Let us look, then, are where we are in the Bill C-51 debate. The Conservative government is pressing the bill through the House with inexplicable urgency. The New Democrats, the official opposition, are against the bill. Those swords are crossed. Where, then, are the Liberals? They don’t seem to know. In the midst of the expert and public criticism of the bill that I have reviewed in previous posts, the question to ask is: What is going on here? And that is the question Mr. Prest asks. He answers:

“I think there are a number of factors playing out simultaneously. One is the decline in the effectiveness of formal Canadian political institutions. Another is the type of bills coming forward, with the government repeatedly challenging long-settled legislative norms in significant and indeed constitutionally problematic ways.

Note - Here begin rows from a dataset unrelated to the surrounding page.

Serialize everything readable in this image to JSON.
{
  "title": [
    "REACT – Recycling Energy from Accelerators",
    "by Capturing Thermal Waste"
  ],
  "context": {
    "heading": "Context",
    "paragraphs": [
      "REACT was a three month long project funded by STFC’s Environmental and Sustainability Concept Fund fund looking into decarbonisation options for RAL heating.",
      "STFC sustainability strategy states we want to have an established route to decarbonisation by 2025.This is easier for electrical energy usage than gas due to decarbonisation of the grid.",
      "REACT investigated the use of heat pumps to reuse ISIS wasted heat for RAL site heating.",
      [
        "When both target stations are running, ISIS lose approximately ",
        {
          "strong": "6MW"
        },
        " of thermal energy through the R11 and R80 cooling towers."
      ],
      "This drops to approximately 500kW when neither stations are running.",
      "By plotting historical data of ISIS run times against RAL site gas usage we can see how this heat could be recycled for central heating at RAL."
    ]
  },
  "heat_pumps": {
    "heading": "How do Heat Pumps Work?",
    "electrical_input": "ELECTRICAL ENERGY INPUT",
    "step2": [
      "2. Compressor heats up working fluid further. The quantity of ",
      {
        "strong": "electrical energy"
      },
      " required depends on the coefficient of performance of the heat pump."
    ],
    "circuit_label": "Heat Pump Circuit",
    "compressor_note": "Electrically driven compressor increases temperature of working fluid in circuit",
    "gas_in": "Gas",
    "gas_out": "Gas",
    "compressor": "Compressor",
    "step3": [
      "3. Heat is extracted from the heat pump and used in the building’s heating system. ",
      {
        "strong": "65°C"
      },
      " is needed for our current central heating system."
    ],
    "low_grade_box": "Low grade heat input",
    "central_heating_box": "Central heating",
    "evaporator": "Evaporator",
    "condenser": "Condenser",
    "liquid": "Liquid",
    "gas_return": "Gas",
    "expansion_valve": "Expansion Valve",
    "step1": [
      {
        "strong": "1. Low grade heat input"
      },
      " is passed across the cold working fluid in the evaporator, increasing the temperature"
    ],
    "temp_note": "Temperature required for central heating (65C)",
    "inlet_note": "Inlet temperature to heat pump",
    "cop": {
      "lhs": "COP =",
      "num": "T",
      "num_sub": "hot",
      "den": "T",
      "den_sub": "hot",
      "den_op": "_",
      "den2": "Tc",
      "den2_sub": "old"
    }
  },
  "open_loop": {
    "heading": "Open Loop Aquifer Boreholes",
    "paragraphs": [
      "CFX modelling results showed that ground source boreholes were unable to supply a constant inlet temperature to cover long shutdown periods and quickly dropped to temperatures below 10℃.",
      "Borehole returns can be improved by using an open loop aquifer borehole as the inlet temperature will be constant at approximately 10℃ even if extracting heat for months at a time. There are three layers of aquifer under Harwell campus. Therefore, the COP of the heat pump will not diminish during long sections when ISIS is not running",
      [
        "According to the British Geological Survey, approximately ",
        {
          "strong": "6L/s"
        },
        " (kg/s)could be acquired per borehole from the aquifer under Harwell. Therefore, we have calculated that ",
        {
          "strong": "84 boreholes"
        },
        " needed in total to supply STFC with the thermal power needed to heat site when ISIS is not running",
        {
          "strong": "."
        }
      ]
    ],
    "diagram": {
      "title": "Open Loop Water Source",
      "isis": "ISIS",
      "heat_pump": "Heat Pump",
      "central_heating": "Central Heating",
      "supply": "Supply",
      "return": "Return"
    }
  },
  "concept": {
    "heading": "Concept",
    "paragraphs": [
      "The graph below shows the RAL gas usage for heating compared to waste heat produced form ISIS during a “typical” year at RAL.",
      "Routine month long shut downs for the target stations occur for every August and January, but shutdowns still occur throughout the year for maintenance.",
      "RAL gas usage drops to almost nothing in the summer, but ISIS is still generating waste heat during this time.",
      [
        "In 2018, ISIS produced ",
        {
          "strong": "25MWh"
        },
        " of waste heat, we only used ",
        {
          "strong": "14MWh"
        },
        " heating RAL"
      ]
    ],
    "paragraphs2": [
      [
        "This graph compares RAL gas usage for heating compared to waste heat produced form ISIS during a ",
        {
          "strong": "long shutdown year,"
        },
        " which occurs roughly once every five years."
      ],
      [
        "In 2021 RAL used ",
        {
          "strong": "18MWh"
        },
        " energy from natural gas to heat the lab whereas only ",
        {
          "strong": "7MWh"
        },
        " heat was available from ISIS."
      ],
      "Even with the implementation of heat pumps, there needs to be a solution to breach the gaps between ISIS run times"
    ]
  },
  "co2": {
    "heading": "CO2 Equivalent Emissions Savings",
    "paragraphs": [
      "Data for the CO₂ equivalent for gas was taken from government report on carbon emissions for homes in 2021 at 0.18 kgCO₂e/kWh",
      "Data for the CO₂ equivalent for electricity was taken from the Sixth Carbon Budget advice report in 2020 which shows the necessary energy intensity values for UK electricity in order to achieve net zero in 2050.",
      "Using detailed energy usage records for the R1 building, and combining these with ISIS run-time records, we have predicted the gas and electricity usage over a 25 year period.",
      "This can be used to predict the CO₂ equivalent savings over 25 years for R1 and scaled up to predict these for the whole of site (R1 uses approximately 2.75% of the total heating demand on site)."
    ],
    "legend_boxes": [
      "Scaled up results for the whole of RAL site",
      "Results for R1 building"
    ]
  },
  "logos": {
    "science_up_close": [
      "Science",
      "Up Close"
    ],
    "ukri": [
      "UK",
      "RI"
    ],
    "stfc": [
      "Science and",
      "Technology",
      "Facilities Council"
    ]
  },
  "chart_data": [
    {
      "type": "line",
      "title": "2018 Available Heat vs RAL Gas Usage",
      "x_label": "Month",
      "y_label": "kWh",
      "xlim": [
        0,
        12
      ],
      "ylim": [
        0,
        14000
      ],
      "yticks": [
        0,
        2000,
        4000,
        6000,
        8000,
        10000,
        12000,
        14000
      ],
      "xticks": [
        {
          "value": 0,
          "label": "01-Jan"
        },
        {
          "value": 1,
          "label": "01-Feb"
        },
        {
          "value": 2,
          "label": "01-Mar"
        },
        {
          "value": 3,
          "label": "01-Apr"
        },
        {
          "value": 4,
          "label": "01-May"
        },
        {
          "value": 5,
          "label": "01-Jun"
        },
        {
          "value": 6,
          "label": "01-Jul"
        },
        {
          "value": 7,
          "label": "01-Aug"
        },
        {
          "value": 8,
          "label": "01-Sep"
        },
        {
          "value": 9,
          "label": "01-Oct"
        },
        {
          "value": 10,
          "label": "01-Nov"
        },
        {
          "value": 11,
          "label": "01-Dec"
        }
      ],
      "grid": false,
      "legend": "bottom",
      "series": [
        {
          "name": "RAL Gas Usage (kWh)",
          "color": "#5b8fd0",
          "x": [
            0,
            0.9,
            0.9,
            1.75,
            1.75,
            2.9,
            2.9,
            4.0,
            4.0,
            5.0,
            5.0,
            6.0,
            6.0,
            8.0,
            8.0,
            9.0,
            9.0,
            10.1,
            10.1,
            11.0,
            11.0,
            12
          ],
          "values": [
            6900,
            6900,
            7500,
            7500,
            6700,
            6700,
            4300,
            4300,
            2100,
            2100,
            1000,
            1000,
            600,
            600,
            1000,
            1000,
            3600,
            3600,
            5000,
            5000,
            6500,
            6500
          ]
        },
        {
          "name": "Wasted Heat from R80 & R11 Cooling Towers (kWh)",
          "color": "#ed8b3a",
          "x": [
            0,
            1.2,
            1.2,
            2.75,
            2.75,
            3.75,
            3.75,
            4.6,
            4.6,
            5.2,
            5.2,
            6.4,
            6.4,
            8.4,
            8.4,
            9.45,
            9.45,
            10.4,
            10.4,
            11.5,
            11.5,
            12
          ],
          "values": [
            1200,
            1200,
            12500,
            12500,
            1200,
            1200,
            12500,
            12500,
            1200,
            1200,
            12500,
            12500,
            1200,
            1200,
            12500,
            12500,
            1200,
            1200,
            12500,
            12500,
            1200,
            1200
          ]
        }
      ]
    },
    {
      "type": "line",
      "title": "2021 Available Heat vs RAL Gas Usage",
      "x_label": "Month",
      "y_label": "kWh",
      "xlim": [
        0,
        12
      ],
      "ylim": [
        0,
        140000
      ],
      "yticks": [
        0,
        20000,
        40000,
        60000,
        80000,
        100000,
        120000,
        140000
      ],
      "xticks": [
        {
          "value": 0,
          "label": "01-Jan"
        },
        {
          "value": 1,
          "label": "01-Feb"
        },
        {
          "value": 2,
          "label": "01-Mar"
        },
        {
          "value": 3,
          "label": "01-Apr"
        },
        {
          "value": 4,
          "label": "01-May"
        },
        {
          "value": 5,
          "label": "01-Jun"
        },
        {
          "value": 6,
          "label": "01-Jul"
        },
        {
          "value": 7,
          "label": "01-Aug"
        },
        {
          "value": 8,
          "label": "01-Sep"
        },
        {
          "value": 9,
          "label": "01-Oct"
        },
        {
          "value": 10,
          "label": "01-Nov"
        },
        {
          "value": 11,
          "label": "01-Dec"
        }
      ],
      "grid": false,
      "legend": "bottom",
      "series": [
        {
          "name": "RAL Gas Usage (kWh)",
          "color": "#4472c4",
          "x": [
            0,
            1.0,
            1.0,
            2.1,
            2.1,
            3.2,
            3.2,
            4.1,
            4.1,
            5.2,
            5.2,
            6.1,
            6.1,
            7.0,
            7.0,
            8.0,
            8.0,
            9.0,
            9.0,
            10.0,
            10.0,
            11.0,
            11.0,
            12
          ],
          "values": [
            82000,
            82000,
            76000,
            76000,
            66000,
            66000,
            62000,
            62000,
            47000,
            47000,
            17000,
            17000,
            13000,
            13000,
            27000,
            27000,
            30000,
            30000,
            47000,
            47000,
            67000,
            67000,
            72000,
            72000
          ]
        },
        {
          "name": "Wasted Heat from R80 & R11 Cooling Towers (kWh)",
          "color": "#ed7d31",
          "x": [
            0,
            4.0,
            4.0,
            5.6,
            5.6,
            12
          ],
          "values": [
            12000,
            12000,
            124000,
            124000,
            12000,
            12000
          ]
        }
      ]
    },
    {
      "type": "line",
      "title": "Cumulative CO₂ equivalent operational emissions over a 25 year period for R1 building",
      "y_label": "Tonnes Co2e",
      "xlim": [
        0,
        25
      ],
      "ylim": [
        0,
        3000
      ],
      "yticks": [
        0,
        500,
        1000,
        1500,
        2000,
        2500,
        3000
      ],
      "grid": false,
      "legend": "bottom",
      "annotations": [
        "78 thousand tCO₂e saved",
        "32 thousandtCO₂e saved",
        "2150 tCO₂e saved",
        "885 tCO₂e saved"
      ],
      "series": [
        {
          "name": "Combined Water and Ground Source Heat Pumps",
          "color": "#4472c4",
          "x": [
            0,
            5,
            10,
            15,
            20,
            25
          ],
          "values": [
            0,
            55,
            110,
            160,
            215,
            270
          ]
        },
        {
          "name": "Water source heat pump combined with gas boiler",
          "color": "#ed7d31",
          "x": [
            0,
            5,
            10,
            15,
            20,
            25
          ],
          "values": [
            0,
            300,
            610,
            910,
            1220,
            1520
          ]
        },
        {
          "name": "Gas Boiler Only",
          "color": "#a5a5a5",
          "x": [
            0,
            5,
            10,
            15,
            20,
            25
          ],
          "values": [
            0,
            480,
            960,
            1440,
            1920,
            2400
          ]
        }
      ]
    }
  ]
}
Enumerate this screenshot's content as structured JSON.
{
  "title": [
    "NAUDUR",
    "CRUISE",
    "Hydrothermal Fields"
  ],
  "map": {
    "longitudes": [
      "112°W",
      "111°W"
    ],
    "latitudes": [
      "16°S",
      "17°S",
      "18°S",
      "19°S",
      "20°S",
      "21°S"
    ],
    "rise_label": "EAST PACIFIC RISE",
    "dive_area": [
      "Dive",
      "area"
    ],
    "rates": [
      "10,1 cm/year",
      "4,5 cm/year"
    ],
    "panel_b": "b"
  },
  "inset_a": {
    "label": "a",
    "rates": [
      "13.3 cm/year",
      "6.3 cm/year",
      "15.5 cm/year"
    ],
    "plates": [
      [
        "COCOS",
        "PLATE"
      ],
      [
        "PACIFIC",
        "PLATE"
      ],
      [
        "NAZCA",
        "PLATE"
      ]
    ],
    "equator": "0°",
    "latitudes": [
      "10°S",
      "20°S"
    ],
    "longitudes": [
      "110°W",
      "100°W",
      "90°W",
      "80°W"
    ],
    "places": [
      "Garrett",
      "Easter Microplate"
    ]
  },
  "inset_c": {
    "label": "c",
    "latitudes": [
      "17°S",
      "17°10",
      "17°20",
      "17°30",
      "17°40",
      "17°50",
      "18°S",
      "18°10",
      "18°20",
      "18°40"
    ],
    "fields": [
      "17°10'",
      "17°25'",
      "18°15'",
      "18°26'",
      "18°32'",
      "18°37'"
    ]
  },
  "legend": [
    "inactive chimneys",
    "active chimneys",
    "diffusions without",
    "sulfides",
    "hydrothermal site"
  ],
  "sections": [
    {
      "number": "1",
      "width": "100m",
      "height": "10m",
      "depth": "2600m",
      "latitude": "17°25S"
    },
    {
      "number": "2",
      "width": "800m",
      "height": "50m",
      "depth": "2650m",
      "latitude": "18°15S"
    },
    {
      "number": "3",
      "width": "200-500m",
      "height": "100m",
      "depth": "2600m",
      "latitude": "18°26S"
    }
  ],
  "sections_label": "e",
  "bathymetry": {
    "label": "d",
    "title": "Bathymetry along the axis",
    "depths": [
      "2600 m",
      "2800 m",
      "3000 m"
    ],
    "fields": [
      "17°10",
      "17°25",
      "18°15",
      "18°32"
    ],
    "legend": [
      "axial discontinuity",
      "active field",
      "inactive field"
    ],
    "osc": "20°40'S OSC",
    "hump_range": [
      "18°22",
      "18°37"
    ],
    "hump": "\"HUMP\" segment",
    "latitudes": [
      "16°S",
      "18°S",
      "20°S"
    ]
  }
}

The situation is decidedly unhealthy for the Canadian political system in the long term. If the country’s politicians cannot rediscover some degree of compromise and humility in the legislating process, we will have to take another look at institutional reform, for this current arrangement is not sustainable. The country cannot rely on such coalitions to play the role of opposition indefinitely without eroding the legitimacy of our institutions and experts alike.”

Mr. Prest found the Forum Research poll noteworthy: “Even more interesting, a poll released this week by Forum Research indicates support for the law hovers at 45%. As Vice reports, that is down from 82% support reported in an Angus Reid survey back in February. While all caveats apply when speaking of a single poll, the sheer magnitude of the change is noteworthy. Half of all Canadians familiar with the bill now oppose it.”

As Mr. Prest has concluded, a coalition of experts has been “holding its own” against the majority Conservative government. To put it another way, free speech has been “holding its own”, but free speech alone cannot sustain a modern democracy.

If Bill C-51 is passed as it is presently drafted it will be abused by CSIS, the RCMP and any of the other information sharing departments and agencies. Just as I was about to post this piece, CTV News broke the story on March 22, 2015, that Professor Pam Palmater of Ryserson University, a well known First Nations activist and Mi’kmaq lawyer, is being tracked by the federal government. Professor Palmater told CTV’s Question Period that access to information documents revealed that she is being tracked by three departments. “I wrote an access to information request to CSIS (the Canadian Security Intelligence Service), National Defence, the RCMP and Indian Affairs to determine whether or not they were following (or) surveilling me in any way and three out of the group all confirmed that they were,” she said. According to CTV News: “Palmater said the ATIPs indicate the government started tracking her prior to her involvement in the highly publicized Idle No More movement, which swept across Canada in early 2013.”

Professor Palmater did not name the three departments.